Randy Johnston Wins Dallas Bar Association’s 2016 Trial Lawyer of the Year Award

Noted Texas litigator Randy Johnston, known for his brilliant legal mind and unique approach to his profession, has been selected the Dallas Bar Association’s Trial Lawyer of the Year for 2016.

Johnston, founder and managing shareholder of the law firm Johnston Tobey Baruch, was chosen by DBA President Jerry Alexander and a vote of the Association’s board of directors.

A pioneer in legal malpractice

Johnston is one of the first Texas attorneys to make professional malpractice – suing fellow lawyers, accountants and investment advisors – a significant part of his law practice.

“We’ve followed a path that’s not really designed to make us popular with other lawyers,” Johnston says. “You don’t expect to win awards given by people you might have sued. That makes this award even more of an honor for me.”

For years, he was known as the only attorney with a pony tail to win a major verdict in a Dallas courtroom. The pony tail is gone now, in typical Randy Johnston fashion. Several years ago, he auctioned off the right to cut his long hair for charity. This gesture raised almost $8,000 in contributions for legal services for the poor.

Author and poet has received countless honors

He is the author of the Texas best-selling book, Robbed at Pen Point, which tells that more money is stolen these days by contracts and scams than by guns. He is also a published poet and prolific essayist.

Johnston is also a fervent opponent of the death penalty, having represented a man on death row for over five years and getting him a new appeal before ultimately losing to the state’s desire to execute him.  He also was the first to successfully sue Upjohn over its powerful sleeping pill, halcyon. His client was a former police officer who killed his best friend under the influence of the drug.

He also handles business and commercial litigation, fiduciary litigation and insurance bad faith matters. His clientele used to be strictly individuals, but as litigation has become more complex he is as likely to represent small, closely held corporations and large companies that have been cheated by others.

Johnston is board certified in civil trial law by the Texas Board of Legal Specialization. He taught a course in professional ethics at the University of North Texas College of Law. He has lectured at continuing legal educations courses for lawyers over 200 times and was given the “Standing Ovation Award” as an outstanding volunteer by the staff of the State Bar. He is currently featured as one of the city’s best litigators in D Magazine. He is also a fixture on the list of Texas Super Lawyers chosen by his peers and was featured in Texas Monthly as one of the 100 Top Attorneys in Texas (2010-2011).

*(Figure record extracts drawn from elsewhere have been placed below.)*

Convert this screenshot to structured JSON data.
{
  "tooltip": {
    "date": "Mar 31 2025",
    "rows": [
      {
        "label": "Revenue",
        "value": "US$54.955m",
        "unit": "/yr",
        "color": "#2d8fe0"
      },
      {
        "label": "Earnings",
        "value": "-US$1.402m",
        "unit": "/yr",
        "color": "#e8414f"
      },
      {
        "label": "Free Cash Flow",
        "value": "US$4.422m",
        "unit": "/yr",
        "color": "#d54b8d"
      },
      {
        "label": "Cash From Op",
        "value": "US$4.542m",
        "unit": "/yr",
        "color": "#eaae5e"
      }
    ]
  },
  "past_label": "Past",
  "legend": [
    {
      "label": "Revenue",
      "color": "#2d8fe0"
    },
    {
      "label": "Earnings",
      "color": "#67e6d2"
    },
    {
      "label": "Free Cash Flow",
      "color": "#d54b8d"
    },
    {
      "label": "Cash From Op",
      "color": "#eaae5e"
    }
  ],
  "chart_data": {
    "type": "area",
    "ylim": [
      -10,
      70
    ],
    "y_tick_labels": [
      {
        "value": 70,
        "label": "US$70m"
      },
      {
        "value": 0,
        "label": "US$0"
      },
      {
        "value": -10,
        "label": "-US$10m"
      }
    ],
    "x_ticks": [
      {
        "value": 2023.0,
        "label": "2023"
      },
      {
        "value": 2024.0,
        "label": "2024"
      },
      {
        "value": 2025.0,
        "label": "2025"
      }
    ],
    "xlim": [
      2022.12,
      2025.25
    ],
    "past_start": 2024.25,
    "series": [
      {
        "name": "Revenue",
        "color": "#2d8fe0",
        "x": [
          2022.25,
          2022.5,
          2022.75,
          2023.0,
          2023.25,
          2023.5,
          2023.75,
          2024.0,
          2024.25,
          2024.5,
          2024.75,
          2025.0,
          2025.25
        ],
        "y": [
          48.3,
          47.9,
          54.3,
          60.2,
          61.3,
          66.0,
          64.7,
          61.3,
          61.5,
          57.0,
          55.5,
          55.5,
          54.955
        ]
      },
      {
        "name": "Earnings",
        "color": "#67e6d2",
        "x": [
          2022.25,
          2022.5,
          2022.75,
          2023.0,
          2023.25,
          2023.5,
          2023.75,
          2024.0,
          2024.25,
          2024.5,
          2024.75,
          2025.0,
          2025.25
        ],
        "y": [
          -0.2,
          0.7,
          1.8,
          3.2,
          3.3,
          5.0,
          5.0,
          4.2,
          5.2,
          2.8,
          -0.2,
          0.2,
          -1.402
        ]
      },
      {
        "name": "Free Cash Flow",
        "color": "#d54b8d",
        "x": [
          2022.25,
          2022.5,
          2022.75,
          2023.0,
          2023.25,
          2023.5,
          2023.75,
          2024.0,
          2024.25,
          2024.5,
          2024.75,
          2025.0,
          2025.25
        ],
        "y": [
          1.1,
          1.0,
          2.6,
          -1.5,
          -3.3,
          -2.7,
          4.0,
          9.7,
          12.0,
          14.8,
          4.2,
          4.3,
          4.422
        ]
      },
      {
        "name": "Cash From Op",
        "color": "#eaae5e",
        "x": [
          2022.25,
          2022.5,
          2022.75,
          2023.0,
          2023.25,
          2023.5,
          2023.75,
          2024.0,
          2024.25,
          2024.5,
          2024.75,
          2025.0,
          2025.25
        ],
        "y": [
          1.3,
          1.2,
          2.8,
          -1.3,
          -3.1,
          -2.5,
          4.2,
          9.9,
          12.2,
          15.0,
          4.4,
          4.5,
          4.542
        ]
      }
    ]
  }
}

He was featured as the state’s top professional malpractice attorney in Texas Lawyer’s Go-to Guide in 2007. The Tort and Insurance Practice section of the Dallas Bar Association awarded him the 2012 Texas Trial Legends Award. He has also been recognized by Best Lawyers in America (2011-2016).

A musician and speaker with a serious message

Johnston usually gives more than 20 speeches a year to legal and professional groups, using these occasions to inform his fellow attorneys about how to avoid disciplinary actions and legal malpractice claims. He is an accomplished blues guitarist, so many of his talks come with a twist. He often writes a song that illustrates the point he wants to make in his talk and performs it for his audience.

Opposing counsel actually like him

He is widely recognized as an outstanding courtroom lawyer by colleagues and competitors alike, including Rod Phelan, last year’s DBA Trial Lawyer of the Year and a frequent adversary in litigation.

“Randy is sui generis,” Phelan says. “From pony tail to politics, from music to stories about himself, there’s just nobody like him; and for me, it is always entertaining.  He is just a fun and funny guy. He is also unusually smart, exceptionally articulate, and dead honest.  If it weren’t for the possibility of losing – because of his gifts – there’s nobody I’d rather have on the other side.  He’s a pro.  To borrow one of Randy’s phrases, he might kill you, but the knife will be in your chest, not your back.  He’s done a lot of good for a lot of people.  If he were right a little more often, he’d do even better.”

Johnston will receive the Trial Lawyer of the Year Award at a DBA meeting in September.